In fact, so much so that the tracking systems rarely make sense with modern panels. You would usually be better off spending the money, weight, and space on more fixed panels than messing with the tracking systems.
That's disappointing. It's too bad the tracking systems are such a burden.
But what about a simple wooden structure to hold fixed panels oriented optimally? That's a few thousand dollars at most, for a twenty to sixty percent efficiency improvement. It would kill me to mount panels facing North at a 45deg angle.
For urban residential I wouldn’t give up any area of my small plot of land even if it provided all my electricity and the installation was given to me for free.
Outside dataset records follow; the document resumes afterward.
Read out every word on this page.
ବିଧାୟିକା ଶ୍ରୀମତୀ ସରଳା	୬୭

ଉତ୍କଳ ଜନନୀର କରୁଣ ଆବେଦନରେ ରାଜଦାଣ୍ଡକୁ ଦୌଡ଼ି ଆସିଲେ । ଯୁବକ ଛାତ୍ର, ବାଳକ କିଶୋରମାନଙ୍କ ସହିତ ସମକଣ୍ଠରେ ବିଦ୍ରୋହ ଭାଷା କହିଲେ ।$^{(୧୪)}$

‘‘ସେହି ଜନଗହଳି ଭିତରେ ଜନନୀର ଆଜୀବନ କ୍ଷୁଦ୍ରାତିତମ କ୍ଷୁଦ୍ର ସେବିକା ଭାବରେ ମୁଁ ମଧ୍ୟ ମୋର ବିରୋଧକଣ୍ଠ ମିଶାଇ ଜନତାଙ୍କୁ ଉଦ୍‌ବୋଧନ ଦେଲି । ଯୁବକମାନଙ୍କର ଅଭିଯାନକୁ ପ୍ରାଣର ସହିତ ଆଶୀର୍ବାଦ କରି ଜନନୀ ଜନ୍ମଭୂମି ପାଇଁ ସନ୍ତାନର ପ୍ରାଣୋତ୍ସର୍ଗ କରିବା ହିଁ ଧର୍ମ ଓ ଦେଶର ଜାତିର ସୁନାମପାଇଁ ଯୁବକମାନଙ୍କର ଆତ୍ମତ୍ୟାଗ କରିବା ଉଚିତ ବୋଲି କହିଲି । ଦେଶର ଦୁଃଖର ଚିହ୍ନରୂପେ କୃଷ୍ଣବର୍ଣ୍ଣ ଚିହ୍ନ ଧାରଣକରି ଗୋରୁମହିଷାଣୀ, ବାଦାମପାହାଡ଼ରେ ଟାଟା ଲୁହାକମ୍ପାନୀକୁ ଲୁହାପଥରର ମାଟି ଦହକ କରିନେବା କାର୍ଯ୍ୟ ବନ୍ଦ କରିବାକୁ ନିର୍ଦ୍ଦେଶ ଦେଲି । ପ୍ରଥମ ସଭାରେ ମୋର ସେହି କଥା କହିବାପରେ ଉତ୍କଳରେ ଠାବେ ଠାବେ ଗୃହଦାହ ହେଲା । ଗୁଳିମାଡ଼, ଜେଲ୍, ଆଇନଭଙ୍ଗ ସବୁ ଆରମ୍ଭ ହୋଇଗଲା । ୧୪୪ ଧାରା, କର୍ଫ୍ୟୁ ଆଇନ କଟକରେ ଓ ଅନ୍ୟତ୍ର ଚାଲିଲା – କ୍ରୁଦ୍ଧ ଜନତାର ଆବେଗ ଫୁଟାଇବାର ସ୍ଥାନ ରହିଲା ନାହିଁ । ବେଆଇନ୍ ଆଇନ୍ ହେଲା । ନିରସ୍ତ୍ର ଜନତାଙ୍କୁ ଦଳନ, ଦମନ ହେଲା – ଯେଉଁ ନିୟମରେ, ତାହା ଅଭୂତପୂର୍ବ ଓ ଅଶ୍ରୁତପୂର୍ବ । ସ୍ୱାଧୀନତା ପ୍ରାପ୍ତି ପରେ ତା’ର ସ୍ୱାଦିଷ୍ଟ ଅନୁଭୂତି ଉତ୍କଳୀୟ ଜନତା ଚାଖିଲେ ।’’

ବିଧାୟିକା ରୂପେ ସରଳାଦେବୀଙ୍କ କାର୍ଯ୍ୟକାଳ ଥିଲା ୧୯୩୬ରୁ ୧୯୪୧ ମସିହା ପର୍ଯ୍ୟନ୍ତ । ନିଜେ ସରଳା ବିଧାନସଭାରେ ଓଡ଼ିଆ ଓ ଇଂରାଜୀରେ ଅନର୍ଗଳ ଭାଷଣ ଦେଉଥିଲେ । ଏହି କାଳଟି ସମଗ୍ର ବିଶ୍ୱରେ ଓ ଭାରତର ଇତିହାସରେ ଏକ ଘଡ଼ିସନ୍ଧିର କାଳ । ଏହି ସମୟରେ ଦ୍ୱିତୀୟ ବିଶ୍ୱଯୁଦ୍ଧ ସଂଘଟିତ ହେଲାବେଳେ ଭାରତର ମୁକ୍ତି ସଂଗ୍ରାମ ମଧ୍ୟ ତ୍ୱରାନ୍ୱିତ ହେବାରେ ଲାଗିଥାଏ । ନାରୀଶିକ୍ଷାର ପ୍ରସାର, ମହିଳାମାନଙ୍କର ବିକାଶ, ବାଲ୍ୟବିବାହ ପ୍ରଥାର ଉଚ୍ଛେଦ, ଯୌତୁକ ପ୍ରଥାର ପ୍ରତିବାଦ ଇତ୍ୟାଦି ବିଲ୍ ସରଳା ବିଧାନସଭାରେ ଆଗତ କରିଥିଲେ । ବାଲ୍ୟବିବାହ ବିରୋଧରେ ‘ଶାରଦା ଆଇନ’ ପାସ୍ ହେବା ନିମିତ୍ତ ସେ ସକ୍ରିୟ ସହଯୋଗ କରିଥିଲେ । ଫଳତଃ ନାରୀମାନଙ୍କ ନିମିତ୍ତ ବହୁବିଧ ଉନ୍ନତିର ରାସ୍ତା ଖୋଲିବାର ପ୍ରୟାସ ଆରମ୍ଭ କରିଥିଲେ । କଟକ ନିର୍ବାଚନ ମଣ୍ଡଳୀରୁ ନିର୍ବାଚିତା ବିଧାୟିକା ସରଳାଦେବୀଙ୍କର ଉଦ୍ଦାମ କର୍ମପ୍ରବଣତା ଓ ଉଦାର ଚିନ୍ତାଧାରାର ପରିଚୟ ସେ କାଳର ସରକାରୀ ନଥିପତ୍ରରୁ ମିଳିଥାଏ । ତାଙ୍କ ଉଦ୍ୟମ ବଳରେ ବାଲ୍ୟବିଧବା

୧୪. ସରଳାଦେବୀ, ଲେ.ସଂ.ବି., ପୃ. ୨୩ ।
Okay, but in the suburbs I see every house with hundreds of square feet of unused lawn, which is useless at best, and and ecological disaster at worst [1]
Isn’t the point of a lawn that it’s “unused” space? That’s where kids can play soccer and all that.
I have 10k square feet total plot, most of it not occupied by garden, buildings and would still not prefer to have panels there rather than on the roof where the space is “free” because I can’t use it for anything else.
Even at 60 degs north lots of people do have solar on the roof here (but haven’t seen any north facing)
Oh, children actually play outside on the lawn in your area; that's wonderful.
But using an inefficient roof angle isn't free. That loss of output has a cost. I would think that in some cases it is a significant cost, so I'm just surprised that ground based mounting is so rarely mentioned.
A ground based two axis tracking mount that can take the wind loading of six 360W 72-cell (2.0 x 1.0 meter each) panels costs more than the panels. Foundation, concrete, pole, mechanism, etc.
It is much more economical to just buy more panels and mount them at a fixed angle.
Expanding on that, built up areas are where the demand and grid already exists, but not necessarily the clear space. Little added transmission capacity is needed.
In a neighborhood in my city where a few large electric users have expanded, the utility has been subsidizing rooftop panels for residential users to minimize summer peaks and avoid having to upgrade the old undersized grid. So far it has worked pretty well - peaks usually line up with the hottest sunniest days.
That's what lead me to this particular article, which examines the efficiency of putting panels on north facing roofs.
I explored the vertical panel idea in a blog post last year: http://curtisb.posthaven.com/the-solar-garage-door. I don't know if that idea would work, but I was trying to imagine an application of the idea so absurdly simple that a startup could easily use it to bootstrap into a more lucrative market.